I've been busy recently...

Very busy.

January came and went with the initiation of several big projects - stuff I didn't think I would finish by February...

But, somehow, I'm on track to ship (subscribe to my blog to get insider sneak peaks and first releases of awesome content, products and projects before everyone else).

Here are a few things I did that helped me focus my effort so I could create some great stuff I really think will help you on your own journey:

#1. Establish a Deadline

No matter what happens, the projects I'm working on WILL ship.

Maybe that means I don't leave the computer the weekend before they ship, but so be it.

As long as you set a ship date - and understand that shipping isn't an option - your project will ship.

#2. Identify Perfect...and then Identify Good Enough

Perfect is what you strive for.  But good enough is what you NEED.

It's important to identify what makes your project perfect, but perfect rarely happens.  If you don't know what good enough looks like, you will spend time spinning wheels trying to reach the unattainable.

On the other hand, if you identify good enough beforehand, and the project is good enough, you can still ship on time.  And shipping is what matters.

#3. Thrash

Thrashing is all about tearing apart your idea to find the holes, the missing pieces, and the weaknesses of your project.

Thrashing is brutal.

When we sit down to really understand what and why we're doing something, or how to put our project together, it means we inspect every part of who WE are.  If there's not clear solution to a part of your project, it's easy to feel terrible.

Don't.

Thrashing is essential.  If you don't thrash, you'll never find your voice, manifest your vision, or ship your final product.

Thrashing occurs throughout the project, but when you spend serious time and effort thrashing in the beginning, you'll produce a better product and run into less trouble along the way.

(here is a great article by Jonathan Fields on Thrashing)

#4. Chunk

Chunking is taking the thrashed version of your idea and creating individual ship dates for each component/piece/part.

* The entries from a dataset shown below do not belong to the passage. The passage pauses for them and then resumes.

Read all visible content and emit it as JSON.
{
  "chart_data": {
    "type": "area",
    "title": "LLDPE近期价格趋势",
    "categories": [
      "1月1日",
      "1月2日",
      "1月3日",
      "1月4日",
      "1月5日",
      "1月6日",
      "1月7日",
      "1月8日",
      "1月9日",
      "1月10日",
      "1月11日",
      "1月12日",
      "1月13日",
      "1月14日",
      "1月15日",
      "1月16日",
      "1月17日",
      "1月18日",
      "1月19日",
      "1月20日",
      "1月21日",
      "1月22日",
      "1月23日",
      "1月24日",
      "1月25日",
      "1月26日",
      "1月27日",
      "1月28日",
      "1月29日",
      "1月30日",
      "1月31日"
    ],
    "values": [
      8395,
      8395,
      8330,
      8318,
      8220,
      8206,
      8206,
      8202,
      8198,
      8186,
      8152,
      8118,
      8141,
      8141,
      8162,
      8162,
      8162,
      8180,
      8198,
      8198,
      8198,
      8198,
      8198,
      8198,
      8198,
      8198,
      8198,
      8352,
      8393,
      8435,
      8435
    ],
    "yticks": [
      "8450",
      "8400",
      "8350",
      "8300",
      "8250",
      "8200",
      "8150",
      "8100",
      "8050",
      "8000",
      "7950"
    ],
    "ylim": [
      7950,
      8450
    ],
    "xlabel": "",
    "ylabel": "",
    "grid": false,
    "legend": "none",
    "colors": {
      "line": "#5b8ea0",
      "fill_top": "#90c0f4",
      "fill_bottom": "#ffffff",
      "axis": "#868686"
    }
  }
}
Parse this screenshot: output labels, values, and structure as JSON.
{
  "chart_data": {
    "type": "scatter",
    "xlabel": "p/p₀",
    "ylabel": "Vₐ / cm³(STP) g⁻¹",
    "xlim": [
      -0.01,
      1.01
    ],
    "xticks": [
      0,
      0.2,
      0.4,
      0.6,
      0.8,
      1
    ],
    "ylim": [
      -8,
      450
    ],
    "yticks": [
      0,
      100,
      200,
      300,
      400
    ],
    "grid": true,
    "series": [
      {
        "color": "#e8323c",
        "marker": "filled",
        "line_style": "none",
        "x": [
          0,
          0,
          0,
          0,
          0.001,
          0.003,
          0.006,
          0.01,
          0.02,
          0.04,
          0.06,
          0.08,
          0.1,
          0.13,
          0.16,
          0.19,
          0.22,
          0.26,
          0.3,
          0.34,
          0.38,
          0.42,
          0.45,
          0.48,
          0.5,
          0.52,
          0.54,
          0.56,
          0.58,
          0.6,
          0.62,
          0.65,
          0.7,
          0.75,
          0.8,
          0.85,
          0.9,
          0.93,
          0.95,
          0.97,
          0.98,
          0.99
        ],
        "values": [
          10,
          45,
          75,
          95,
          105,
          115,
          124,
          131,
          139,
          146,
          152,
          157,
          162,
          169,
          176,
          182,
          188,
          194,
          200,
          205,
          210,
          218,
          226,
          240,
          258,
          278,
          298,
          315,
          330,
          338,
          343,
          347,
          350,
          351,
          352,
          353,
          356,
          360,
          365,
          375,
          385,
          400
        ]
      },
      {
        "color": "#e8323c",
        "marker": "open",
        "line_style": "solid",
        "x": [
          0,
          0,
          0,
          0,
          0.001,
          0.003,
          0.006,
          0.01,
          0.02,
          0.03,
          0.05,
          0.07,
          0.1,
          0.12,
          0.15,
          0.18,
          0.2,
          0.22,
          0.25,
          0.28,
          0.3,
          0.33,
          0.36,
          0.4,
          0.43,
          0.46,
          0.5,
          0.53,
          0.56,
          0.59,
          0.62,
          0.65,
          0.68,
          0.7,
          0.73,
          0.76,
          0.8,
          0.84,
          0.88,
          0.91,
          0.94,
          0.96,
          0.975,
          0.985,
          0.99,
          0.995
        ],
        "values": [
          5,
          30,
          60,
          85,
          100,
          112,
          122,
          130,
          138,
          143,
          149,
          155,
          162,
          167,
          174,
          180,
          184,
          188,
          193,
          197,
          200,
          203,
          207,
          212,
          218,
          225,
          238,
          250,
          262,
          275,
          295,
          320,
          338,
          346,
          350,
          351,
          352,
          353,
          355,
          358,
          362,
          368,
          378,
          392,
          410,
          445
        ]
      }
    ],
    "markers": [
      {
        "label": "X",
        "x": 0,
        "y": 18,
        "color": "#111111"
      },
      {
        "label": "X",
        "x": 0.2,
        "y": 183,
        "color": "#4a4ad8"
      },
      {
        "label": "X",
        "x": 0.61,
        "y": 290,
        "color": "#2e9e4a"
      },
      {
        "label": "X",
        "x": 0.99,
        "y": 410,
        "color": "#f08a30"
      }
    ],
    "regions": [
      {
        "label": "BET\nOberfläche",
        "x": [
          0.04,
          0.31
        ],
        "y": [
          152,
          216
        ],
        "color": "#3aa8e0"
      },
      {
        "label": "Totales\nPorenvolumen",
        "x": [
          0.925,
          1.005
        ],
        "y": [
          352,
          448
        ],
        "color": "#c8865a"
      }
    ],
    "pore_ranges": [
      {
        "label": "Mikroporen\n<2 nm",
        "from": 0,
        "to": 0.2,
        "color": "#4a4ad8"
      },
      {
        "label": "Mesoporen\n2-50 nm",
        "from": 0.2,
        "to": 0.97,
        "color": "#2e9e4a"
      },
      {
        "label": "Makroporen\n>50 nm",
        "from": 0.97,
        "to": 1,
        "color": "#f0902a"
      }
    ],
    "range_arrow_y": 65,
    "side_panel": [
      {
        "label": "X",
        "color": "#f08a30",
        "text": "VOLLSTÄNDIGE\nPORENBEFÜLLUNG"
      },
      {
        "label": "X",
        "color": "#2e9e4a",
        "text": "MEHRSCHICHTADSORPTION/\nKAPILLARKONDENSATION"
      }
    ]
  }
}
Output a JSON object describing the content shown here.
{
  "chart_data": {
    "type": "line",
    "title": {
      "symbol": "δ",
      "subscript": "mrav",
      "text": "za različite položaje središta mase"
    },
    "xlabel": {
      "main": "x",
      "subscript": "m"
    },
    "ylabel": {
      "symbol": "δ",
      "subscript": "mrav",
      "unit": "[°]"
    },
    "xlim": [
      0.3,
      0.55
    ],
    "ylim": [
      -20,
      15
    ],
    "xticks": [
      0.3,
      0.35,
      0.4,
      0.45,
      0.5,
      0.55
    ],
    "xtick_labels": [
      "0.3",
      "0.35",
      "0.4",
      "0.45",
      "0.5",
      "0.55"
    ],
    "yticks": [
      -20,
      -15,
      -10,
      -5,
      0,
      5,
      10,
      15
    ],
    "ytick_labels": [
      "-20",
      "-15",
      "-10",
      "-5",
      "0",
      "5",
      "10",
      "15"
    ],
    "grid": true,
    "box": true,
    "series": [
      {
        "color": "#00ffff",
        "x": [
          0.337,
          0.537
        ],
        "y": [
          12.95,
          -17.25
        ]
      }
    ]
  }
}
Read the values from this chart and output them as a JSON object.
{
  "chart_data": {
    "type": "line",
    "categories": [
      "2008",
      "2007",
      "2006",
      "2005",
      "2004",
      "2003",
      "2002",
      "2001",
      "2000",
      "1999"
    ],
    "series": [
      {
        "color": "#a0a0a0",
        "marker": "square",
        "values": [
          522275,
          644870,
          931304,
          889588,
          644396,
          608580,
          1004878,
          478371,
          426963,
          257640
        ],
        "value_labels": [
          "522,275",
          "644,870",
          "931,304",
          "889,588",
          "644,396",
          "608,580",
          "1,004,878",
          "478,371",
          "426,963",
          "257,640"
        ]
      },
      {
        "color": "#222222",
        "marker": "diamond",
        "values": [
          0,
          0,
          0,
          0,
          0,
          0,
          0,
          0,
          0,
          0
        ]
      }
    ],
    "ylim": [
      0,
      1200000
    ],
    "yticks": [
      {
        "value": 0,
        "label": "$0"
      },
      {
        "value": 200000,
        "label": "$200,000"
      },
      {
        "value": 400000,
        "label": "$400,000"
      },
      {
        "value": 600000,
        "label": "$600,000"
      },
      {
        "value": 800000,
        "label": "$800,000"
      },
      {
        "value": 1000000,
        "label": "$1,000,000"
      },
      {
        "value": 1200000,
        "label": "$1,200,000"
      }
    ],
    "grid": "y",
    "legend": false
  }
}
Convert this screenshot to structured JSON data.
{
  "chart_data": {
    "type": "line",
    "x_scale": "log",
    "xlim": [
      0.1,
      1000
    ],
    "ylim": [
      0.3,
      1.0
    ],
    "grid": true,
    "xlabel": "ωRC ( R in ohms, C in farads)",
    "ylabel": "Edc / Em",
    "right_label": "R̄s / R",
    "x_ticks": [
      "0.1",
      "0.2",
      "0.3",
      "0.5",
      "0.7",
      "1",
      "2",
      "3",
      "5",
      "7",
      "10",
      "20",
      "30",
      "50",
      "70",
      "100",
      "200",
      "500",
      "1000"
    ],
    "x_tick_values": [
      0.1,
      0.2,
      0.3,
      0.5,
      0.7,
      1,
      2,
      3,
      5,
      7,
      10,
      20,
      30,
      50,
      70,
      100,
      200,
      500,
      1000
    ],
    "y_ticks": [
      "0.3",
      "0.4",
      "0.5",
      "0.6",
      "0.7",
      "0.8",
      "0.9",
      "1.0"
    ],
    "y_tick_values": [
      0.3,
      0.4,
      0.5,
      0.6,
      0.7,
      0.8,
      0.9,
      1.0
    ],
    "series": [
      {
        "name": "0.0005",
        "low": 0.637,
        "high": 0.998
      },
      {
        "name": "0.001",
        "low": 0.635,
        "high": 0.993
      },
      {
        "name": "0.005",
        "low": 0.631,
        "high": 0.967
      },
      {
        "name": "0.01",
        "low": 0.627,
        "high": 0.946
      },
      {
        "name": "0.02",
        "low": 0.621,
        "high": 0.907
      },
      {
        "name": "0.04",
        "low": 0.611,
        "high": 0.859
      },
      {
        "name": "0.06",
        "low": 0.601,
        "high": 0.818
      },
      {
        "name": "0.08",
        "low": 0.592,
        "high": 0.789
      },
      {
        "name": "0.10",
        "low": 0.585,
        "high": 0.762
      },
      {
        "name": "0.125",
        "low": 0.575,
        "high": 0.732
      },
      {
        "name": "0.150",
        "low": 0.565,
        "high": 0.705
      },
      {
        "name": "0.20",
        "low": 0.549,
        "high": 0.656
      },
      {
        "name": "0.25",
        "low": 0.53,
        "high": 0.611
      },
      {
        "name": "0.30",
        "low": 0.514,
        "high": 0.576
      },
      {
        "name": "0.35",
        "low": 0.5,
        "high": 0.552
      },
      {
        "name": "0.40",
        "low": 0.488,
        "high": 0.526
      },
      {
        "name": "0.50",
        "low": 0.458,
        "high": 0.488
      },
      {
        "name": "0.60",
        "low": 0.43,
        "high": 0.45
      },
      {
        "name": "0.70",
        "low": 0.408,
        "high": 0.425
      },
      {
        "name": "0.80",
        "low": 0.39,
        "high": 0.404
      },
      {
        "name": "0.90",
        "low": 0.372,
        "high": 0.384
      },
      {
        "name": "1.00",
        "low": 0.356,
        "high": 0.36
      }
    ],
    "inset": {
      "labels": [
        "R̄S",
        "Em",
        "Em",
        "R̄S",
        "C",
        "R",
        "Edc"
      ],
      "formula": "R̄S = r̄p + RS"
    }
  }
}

I like to chunk down pieces of the project into 1-3 hour intervals.  This means every piece of the puzzle I can accomplish within a 3 hour time-frame.

This allows me to realistically set a ship date that know I can reach it.

-> "What if I don't know how long something will take?"

I rarely know how long something will take.  But I've learned something through my experiences: a 30 minute blog post WILL take 3 hours.

That eBook you think you can write in a 7 days WILL take 1 - 2 months.

The manuscript you're working on, the one you think will take a few months...give yourself a year.

My rule of thumb: When in doubt, multiply by 6.

#5. Ship

That's right: actually shipping is essential to shipping your project successfully.

But how many people actually ship?

Everything here is focused on shipping, because shipping matters (see item #2).  Even if iteration 1.0 doesn't turn out the way you want it to, it's out there, and you can refine and re-release later.

The goal, of course, is to thrash and chunk in such a way that you create a stellar product and ship something incredible the first round.